La moda newyorkese fa rotta verso una rivoluzione sostenibile. La scorsa settimana è stato presentato all’Assemblea dello Stato di New York un disegno di legge con il quale lo stato mira a obbligare le aziende di moda a tracciare e comunicare il loro impatto ambientale lungo tutta la catena del valore. Se approvato, il Fashion sustainability and social accountability act sarebbe la legge più ambiziosa sul fronte green e renderebbe New York il primo stato americano a richiedere ai fashion brand di comunicare i dati ufficiali sui propri impatti climatici e sociali. Contemporaneamente potrebbe aprire la porta a normative simili in altri Paesi.
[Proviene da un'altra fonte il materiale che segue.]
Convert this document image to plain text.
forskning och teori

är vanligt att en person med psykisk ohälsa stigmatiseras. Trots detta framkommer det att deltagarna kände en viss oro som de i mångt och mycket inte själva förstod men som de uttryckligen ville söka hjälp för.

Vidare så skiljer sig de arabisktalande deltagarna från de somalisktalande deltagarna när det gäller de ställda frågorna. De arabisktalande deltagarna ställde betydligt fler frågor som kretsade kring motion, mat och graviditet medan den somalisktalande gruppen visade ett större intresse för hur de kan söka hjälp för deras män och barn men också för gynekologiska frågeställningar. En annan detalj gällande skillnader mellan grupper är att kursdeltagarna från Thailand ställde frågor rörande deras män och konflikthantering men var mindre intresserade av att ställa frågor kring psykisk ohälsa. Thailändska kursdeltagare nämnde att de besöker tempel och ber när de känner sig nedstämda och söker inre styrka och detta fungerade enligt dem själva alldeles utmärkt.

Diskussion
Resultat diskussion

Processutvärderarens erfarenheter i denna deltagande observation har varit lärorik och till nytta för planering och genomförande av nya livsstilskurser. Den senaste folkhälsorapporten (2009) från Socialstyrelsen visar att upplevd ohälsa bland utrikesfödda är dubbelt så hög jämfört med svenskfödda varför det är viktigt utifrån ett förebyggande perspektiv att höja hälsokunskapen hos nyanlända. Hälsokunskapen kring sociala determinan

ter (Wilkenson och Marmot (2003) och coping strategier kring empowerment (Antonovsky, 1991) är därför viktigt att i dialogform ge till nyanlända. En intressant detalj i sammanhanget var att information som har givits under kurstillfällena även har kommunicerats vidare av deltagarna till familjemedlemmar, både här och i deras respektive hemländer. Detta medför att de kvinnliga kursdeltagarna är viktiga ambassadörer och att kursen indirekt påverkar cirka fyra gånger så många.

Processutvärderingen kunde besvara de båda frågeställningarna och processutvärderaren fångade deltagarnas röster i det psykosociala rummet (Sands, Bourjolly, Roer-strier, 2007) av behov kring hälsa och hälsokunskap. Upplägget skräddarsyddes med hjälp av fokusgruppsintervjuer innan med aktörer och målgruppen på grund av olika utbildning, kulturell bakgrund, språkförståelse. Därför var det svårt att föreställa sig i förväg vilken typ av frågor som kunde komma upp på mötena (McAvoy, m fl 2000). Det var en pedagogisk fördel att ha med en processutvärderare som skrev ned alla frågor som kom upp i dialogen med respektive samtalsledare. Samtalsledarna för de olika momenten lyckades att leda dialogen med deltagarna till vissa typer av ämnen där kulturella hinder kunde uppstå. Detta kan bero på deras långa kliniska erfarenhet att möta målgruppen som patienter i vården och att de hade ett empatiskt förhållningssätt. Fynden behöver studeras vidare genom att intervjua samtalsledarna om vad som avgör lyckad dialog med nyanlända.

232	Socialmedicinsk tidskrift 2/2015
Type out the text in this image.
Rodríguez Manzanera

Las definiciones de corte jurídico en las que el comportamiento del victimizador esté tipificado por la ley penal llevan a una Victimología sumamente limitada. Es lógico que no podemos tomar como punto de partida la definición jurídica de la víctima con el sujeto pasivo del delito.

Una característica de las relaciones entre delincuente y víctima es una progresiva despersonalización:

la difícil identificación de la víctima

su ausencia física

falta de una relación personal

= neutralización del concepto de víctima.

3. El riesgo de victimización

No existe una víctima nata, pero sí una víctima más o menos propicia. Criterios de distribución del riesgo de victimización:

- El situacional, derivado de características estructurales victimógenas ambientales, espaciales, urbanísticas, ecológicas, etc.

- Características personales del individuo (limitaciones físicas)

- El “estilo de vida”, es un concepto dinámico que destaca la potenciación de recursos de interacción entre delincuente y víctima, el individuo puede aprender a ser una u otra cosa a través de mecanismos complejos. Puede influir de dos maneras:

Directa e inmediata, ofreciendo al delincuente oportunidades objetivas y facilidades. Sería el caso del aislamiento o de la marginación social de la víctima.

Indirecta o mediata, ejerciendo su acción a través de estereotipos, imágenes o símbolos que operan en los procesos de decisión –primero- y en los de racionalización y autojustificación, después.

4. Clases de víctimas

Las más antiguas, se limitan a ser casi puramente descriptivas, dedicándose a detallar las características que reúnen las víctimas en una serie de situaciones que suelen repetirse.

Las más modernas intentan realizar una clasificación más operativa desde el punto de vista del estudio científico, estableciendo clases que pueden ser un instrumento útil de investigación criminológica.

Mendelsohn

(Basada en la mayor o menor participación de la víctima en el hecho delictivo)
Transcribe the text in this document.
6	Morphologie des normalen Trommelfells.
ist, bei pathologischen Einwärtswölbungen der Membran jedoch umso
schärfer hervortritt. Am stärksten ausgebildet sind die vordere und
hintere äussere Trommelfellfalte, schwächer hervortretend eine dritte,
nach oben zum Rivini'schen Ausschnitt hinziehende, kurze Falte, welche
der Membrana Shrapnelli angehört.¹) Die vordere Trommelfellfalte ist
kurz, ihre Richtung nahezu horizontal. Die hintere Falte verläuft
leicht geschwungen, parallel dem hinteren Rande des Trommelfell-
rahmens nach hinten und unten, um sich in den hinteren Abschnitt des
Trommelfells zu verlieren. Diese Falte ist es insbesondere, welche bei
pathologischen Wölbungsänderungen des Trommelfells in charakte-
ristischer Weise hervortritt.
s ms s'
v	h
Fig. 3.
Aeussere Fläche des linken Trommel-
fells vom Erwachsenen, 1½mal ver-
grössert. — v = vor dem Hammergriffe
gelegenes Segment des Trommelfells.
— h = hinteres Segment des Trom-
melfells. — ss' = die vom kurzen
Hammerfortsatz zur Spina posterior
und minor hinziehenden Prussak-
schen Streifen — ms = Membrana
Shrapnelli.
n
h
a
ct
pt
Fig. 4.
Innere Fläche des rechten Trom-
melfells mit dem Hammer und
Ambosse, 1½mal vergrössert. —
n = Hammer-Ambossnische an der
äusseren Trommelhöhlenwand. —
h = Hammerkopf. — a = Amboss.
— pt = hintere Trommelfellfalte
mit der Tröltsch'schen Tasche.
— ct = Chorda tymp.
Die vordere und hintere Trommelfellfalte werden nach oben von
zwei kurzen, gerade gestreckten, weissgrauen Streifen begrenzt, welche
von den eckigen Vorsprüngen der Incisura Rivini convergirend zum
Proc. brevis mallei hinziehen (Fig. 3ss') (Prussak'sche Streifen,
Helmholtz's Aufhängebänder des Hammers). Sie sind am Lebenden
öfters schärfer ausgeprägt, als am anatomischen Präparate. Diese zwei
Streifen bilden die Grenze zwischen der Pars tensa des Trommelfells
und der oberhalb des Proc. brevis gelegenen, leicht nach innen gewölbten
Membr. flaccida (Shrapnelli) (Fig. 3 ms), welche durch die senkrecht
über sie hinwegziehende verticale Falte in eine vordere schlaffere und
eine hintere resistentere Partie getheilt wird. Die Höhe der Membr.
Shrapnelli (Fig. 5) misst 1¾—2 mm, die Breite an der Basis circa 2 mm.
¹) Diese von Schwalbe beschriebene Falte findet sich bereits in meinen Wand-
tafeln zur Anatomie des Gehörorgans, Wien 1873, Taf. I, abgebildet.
La norma si applicherebbe alle aziende di moda, indipendentemente dal luogo di origine, che operano a New York e che fatturano più di cento milioni di dollari l’anno. Praticamente tutti i grandi gruppi del settore rientrano in questa categoria come Inditex a H&M e Shein, tra gli altri.
Il Fashion Act obbligherebbe le aziende a mappare almeno il 50% della loro catena del valore, dalle materie prime alla logistica, e misurare quale parte ha il maggiore impatto sociale e ambientale in termini di emissioni di carbonio, gestione di sostanze chimiche e acqua, consumo di energia e salario di sussistenza. Inoltre, dovranno condividere i loro volumi di produzione e analizzare quanto cotone o poliestere consumano. Le informazioni devono essere disponibili su Internet e le aziende avranno dodici mesi per completare l’identificazione dei fornitori e diciotto mesi per analizzarne l’impatto.
Il regolamento prevede sanzioni fino al 2% del fatturato annuo per i trasgressori, che andranno a un fondo amministrato dal dipartimento per la conservazione ambientale di New York. Verrà inoltre pubblicato un elenco annuale delle società che non rispettano la normativa.
Il Fashion Act segna una svolta nella legislazione sulla moda sostenibile. Mai prima d’ora un’autorità di regolamentazione è andata così lontano: in Paesi come Germania, Francia, Regno Unito o Australia, le normative si concentrano esclusivamente sulla due diligence sui diritti umani. L’obiettivo dei promotori del Fashion Act è che, dopo essere passati per le commissioni di Assemblea e Senato, possa essere messo ai voti in primavera. Da allora, le aziende avranno dodici mesi per mappare l’intera catena di valore.
Una decisione da un certo punto di vista simile, ma legata solo alle passerelle, è stata presa dalla Paris Fashion Week. A partire dai défilé della stagione primavera-estate 2022 infatti, sono stati lanciati nuovi strumenti per la misurazione dell’impatto ambientale, sociale ed economico della settimana della moda di Parigi. Le aziende coinvolte hanno avuto la possibilità mantenere riservati i loro risultati oppure contribuire con i loro punteggi a misurare l’impatto dell’intera settimana della moda, senza rivelare i dettagli della loro performance. Il progetto di Parigi ha rappresentato un nuovo tassello nel capitolo della sostenibilità che è ormai diventato un argomento chiave per la moda e le fashion week.